Polisi Olah TKP Kecelakaan Maut di Jaksel

Petugas Kepolisian dari Subdit Gakkum Ditlantas Polda Metro Jaya saat sedang menggelar olah TKP kecelakaan lalu lintas di Jalan MT Haryono tepatnya di depan Menara Hijau, Pancoran, Jakarta Selatan, Kamis (26/5/2022). (Deni Muhtarudin).jpeg

KBRN, Jakarta: Pihak Kepolisian dari Subdit Penegakkan Hukum Direktorat Lalu Lintas Polda Metro Jaya (Gakkum Ditlantas PMJ) menggelar olah Tempat Kejadian Perkara (TKP) kecelakaan, yang mengakibatkan dua orang tewas di Jalan MT Haryono, tepatnya di depan Menara Hijau Pancoran, Jakarta Selatan (Jaksel).

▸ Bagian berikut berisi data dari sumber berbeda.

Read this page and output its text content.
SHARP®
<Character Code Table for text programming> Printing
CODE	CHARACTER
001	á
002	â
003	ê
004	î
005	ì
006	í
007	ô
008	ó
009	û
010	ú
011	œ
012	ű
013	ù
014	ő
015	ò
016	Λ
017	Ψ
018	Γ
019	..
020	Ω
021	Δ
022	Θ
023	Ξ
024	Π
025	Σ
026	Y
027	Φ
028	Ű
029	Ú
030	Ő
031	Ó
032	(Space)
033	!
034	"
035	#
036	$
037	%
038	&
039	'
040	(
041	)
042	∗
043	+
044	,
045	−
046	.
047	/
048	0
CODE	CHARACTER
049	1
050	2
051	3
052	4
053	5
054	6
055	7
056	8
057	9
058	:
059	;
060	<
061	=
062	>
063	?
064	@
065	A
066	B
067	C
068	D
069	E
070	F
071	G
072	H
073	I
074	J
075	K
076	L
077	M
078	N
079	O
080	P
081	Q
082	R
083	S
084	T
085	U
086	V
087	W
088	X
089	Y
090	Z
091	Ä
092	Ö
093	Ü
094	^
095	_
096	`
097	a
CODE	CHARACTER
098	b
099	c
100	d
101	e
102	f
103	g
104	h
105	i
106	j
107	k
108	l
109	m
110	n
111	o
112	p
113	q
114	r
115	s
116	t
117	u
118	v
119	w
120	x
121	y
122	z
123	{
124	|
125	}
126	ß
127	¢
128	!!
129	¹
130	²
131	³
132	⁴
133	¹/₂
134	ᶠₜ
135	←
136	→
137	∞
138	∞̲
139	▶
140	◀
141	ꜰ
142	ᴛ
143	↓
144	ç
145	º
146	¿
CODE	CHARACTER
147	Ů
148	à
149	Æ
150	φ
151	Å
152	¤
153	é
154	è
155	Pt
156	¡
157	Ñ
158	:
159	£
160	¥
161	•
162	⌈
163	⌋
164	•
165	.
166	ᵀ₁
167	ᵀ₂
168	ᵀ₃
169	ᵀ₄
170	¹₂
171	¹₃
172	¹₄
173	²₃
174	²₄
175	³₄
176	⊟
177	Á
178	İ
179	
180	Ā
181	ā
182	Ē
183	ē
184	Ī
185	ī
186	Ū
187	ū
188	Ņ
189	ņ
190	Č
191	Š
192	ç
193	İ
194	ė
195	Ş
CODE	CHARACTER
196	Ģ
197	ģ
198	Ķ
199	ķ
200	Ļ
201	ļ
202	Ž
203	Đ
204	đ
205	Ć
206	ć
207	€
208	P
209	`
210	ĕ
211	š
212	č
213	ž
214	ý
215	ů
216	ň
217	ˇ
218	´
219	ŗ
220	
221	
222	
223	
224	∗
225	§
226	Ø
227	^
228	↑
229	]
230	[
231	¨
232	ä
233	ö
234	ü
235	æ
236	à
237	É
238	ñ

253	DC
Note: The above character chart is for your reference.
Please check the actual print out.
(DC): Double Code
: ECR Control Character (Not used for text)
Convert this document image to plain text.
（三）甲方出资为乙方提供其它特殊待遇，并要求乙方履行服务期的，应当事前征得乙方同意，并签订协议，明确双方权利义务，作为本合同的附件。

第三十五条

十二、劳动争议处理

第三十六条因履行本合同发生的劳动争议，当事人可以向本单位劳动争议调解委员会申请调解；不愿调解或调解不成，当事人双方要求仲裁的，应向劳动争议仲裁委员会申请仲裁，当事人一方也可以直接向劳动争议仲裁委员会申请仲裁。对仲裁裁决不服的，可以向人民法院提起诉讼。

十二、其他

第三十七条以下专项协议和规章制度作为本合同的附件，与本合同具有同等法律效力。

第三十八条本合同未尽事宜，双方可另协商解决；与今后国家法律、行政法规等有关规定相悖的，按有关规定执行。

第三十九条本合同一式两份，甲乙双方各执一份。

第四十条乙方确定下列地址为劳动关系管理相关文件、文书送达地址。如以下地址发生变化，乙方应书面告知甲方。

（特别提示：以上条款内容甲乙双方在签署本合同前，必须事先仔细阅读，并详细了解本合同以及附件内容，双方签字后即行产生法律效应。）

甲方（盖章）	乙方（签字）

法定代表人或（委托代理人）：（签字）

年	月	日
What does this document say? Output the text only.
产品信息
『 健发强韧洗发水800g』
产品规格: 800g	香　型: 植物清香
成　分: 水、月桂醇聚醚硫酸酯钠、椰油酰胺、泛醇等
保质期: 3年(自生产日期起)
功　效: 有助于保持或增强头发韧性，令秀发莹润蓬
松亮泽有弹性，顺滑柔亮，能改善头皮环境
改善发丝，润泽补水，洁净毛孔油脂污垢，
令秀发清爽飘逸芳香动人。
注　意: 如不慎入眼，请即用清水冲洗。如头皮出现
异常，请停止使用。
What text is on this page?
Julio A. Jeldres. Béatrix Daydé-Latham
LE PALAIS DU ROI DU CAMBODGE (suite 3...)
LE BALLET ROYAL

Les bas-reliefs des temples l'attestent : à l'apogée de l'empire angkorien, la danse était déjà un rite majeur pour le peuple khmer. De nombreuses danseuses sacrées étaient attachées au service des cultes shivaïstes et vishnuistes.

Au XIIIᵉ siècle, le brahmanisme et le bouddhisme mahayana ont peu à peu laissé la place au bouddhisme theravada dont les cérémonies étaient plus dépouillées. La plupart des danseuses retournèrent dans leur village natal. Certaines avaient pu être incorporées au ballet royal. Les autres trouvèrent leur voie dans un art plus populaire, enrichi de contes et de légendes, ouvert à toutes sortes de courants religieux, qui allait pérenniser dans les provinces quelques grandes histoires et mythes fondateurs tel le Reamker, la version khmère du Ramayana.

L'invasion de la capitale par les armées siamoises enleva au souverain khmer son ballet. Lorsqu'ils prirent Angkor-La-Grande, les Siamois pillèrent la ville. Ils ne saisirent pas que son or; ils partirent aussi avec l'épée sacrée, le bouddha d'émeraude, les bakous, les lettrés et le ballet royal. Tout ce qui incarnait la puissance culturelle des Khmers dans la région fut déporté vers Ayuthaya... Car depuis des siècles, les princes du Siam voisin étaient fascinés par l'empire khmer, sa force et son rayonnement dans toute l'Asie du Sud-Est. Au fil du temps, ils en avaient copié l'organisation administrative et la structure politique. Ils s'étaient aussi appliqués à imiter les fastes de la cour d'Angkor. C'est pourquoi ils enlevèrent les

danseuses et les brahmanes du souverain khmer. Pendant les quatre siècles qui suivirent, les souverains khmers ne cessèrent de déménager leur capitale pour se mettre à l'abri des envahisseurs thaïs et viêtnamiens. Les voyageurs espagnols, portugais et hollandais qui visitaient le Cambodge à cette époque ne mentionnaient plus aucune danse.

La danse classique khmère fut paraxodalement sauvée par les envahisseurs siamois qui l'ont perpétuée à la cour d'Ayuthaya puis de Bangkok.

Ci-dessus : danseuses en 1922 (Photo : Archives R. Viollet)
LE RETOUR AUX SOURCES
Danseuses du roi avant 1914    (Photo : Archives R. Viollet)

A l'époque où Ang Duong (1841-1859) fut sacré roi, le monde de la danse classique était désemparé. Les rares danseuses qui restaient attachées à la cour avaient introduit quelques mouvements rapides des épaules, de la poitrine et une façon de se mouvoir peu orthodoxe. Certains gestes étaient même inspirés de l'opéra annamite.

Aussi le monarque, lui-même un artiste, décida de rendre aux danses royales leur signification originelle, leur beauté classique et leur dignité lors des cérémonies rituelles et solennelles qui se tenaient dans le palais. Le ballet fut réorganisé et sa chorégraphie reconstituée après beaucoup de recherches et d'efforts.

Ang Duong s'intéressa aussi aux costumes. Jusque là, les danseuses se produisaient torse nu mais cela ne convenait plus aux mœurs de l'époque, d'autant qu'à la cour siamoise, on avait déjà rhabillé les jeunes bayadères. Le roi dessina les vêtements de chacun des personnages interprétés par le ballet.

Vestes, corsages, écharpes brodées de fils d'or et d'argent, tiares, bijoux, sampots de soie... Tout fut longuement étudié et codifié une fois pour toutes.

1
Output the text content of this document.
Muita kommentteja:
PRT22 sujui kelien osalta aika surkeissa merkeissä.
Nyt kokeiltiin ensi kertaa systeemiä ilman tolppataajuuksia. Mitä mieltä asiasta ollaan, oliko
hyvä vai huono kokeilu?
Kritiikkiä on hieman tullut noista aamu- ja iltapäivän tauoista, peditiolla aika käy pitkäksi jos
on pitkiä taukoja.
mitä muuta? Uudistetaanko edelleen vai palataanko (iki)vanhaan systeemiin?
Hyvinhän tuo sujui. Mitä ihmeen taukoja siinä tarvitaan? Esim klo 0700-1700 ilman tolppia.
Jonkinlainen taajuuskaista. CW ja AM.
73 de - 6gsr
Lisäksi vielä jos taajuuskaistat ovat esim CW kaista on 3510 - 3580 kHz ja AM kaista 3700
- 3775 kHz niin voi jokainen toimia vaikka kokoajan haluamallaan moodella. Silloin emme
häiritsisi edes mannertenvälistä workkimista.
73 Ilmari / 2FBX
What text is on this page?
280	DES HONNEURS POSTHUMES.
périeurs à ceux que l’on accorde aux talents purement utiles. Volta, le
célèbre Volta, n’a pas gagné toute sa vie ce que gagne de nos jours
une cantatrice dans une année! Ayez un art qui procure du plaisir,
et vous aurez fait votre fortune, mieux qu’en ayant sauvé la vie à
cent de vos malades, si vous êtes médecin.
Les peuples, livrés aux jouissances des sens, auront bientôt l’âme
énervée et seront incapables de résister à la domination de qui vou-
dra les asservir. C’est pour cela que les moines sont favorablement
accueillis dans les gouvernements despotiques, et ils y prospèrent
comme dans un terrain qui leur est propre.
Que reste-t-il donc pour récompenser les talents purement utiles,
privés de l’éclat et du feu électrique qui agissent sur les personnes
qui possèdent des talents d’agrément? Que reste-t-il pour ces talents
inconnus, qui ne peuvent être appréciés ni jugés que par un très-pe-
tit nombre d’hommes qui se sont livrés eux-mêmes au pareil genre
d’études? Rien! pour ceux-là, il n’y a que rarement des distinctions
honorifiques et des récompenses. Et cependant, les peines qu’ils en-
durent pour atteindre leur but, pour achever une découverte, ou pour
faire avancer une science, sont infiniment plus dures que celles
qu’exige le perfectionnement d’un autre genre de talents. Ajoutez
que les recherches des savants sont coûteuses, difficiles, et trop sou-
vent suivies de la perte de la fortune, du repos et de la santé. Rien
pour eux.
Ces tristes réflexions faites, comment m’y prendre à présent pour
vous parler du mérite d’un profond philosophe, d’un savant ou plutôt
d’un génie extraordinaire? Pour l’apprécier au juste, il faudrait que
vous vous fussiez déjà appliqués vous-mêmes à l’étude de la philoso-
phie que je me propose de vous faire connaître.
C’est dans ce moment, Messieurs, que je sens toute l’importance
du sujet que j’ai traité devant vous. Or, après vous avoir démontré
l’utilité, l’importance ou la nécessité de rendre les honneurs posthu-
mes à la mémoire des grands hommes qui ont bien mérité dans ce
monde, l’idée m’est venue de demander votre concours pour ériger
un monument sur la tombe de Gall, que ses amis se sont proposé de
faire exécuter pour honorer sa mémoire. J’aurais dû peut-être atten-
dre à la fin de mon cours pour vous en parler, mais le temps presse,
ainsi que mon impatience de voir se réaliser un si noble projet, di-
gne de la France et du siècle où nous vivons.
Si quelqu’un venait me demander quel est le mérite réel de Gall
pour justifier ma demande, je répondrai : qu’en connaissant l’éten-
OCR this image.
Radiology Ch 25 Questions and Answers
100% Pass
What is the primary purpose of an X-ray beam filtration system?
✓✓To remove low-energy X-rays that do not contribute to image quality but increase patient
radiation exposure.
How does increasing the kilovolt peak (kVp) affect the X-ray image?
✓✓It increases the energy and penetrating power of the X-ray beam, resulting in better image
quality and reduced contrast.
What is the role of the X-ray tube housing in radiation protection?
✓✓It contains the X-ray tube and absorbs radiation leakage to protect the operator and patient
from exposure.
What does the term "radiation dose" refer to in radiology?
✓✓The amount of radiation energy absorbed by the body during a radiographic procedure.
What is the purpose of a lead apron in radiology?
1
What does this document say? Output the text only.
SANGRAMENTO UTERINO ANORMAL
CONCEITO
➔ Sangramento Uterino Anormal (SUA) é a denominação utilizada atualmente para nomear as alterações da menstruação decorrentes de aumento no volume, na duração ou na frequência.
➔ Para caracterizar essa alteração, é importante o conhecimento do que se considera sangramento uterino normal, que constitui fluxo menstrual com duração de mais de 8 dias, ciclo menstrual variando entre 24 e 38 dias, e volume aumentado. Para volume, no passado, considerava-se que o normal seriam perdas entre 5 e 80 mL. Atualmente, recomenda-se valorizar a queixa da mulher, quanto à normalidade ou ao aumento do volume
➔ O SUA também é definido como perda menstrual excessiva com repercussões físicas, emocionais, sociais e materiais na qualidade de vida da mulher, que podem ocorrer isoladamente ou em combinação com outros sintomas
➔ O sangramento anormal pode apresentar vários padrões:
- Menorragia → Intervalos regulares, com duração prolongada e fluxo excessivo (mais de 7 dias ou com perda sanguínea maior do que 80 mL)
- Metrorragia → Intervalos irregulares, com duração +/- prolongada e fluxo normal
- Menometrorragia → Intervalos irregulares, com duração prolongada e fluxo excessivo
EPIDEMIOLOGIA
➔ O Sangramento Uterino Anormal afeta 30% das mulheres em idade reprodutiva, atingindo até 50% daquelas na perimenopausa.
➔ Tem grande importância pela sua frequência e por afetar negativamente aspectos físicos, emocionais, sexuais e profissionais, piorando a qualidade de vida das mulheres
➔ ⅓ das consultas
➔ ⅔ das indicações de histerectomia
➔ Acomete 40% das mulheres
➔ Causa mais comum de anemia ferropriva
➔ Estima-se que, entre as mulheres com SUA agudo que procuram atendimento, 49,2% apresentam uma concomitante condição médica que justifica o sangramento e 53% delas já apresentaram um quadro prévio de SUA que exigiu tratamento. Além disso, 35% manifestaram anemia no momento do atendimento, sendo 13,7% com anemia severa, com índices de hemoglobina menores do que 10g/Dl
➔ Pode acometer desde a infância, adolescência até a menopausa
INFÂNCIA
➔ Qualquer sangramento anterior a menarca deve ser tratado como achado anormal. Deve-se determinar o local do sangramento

Kepala Seksi Kecelakaan (Kasie Laka) Subdit Gakkum Ditlantas PMJ Kompol Edy Purwanto mengungkapkan, meskipun telah menggelar olah TKP, pihaknya belum menyimpulkan penyebab dari kecelakaan tersebut, karena harus melakukan pemeriksaan lebih lanjut terhadap terduga pelaku penabrak, dan barang bukti.

“Saat ini kami masih dalam tahap pemeriksaan diduga tersangka, terus juga pemeriksaan saksi dan juga olah TKP. Jadi untuk sementara (penyebab kecelakaan) belum kami simpulkan,” ungkapnya kepada wartawan di Kantor Subdit Gakkum Ditlantas PMJ, Pancoran, Jaksel, Kamis (26/5/2022).

Selain menyebabkan dua orang tewas, Edy menyampaikan, kecelakaan tersebut juga menyebabkan empat korban luka.

“Dalam kecelakaan tersebut melibatkan tiga kendaraan roda empat dan lima kendaraan roda dua. Kemudian dari terjadinya kecelakaan tersebut, mengakibatkan dua orang meninggal dunia dan empat orang mengalami luka-luka,” ujarnya.

Edy mengatakan, saat ini pelaku dan barang bukti telah diamankan, untuk diperiksa lebih lanjut oleh petugas.

“Untuk terduga pelaku yang menabrak saat ini sudah kami amankan, dan kemudian masih dalam tahap pemeriksaan atau dimintai keterangan. Dia (pelaku) warga Jakarta, tapi untuk kendaraan memang dari luar DKI,” katanya.

Sekadar informasi, pada Rabu (25/5/2022), sekitar pukul 19.30 WIB, terjadi kecelakaan lalu lintas beruntun di depan Menara Hijau Pancoran, Jaksel.

Sebuah mobil Mitsubishi Pajero Sport menghantam sejumlah mobil dan motor yang di depannya.

Alhasil, dua orang warga Cipinang, Jakarta Timur pun menjadi korban meninggal dunia. Sementara, empat orang lagi mengalami luka-luka, dan saat ini masih menjalani perawatan di RS Medistra dan RS Budhi Asih.